Continuando con mi artículo anterior, me gustaría destacar algunas figuras que por su relevancia se han convertido en iconos del misterio con mayúsculas. No quisiera terminar este recorrido por el misterio sin nombrar a una de las mujeres más emprendedoras y valientes que nos dejó para siempre allá por el verano de 1937. Me refiero sin género de dudas a la gran piloto Amelia Earhart .



 

Amelia Mary Earhart , nació un caluroso 24 de julio de 1897 en la casa de sus abuelos maternos en la localidad de Atchison a lo largo del río de Missouri , Kansas. Su abuelo, Alfred Otis era uno de los más destacados ciudadanos de Atchison. Amy Earhart (la madre de Amelia) al sufrir un aborto de un embarazo anterior, decide regresar a casa de sus padres para esperar el nacimiento de su nuevo retoño. Tras el nacimiento de Amelia, dos años y medio después vendría al mundo su hermana Muriel. Ambas pasaron parte de su juventud bajo la tutela de sus abuelos maternos, llenos de comodidades gracias al desahogado económico que existía en aquella casa. Alfred, nunca vio con buenos ojos la práctica de la abogacía impartida por su yerno, ya que lo consideraba una persona “buena para nada”…

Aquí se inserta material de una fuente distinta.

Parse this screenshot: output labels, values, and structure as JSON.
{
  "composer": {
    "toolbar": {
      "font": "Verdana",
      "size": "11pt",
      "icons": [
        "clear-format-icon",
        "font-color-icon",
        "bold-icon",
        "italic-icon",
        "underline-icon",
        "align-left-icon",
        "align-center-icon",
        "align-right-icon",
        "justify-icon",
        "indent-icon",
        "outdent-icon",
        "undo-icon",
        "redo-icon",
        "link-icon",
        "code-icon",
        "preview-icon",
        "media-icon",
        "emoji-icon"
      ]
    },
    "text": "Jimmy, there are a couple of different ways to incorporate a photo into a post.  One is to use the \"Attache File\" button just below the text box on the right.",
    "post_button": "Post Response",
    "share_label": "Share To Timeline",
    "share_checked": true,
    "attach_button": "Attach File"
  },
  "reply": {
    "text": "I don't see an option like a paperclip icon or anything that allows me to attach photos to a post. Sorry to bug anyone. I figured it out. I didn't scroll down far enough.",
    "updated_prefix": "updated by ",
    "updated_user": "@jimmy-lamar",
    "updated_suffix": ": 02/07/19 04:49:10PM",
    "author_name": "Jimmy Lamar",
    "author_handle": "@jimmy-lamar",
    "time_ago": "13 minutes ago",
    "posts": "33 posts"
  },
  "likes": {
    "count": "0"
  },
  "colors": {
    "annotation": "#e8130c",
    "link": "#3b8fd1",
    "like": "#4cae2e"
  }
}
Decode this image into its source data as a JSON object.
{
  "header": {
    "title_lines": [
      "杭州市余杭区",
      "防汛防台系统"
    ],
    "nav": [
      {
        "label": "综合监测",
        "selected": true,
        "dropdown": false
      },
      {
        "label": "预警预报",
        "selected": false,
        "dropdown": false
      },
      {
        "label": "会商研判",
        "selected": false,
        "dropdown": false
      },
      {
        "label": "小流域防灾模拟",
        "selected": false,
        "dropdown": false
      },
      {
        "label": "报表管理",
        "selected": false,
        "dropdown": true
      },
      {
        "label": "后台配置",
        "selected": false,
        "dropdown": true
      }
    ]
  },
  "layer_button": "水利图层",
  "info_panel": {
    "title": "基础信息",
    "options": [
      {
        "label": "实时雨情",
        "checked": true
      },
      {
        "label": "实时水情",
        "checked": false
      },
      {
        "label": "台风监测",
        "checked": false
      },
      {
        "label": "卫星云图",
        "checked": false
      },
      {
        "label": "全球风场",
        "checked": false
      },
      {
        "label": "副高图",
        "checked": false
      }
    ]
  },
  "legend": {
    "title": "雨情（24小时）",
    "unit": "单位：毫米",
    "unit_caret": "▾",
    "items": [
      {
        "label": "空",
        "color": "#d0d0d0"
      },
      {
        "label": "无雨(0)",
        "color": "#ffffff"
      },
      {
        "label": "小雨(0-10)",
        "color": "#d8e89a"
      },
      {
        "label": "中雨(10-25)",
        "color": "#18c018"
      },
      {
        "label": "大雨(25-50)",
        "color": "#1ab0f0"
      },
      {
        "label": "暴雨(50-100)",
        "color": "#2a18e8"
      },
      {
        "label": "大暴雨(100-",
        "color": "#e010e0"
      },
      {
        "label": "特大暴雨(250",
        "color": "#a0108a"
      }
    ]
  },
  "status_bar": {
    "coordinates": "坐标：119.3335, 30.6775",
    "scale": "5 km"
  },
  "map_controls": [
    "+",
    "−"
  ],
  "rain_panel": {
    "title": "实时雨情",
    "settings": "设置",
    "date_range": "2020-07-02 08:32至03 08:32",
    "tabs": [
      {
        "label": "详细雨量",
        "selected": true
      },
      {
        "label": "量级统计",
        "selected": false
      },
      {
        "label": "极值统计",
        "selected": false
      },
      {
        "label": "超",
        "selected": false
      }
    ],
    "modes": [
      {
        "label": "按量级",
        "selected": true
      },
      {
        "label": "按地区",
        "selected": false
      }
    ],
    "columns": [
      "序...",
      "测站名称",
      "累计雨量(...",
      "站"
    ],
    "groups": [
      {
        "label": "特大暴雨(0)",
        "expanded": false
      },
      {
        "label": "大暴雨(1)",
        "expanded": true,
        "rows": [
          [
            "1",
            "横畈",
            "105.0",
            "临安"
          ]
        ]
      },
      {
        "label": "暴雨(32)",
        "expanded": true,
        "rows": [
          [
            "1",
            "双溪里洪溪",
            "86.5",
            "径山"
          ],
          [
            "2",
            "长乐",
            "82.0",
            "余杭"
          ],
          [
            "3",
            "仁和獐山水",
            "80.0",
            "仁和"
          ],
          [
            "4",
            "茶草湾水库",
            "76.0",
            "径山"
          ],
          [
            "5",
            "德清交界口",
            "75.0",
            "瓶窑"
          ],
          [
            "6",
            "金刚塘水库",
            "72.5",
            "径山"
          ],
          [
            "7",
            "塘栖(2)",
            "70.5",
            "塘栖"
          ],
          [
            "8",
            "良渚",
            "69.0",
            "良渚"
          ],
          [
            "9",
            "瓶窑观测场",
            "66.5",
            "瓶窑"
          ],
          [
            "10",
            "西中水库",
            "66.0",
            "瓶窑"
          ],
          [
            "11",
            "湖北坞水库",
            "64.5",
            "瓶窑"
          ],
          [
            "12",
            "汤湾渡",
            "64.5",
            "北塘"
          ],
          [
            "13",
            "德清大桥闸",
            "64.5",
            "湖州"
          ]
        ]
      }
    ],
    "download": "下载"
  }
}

Después de distintos fracasos laborales del progenitor y padre de familia, Edwin Stanton Earhart decide probar fortuna como ejecutivo en 1905 con compañía ferroviaria Ferrocarril de Rock Island en Des Moines, Iowa. Amy y Edwin se mudaron a su nuevo lugar de residencia, dejando al cargo de la educación y manutención a los abuelos maternos. No fue hasta pasado al menos tres años que la familia Earhart reclamó la presencia de sus hijas en Des Moines. En ese entonces Amelia contaba ya con la edad de diez años, y allí tuvo contacto con la primera visión de un avión en la Feria Estatal de Iowa. Como más tarde relatara , “Era un montón de alambres corroídos y madera que no tenía nada de interesante…”

No sería hasta una década después cuando la intrépida Amelia tomara un interés desmesurado por la aviación. Tras años de una frágil estabilidad familiar y económica, el padre de Amelia entra en un estado de barrena como consecuencia de su adicción por el alcohol, su inseparable compañera en la mayoría del tiempo. En los albores de la primera Guerra Mundial (1914) Amy decide abandonar a su marido, el cual los había arrastrado de tener una privilegiada posición económica a la más absoluta de las miserias.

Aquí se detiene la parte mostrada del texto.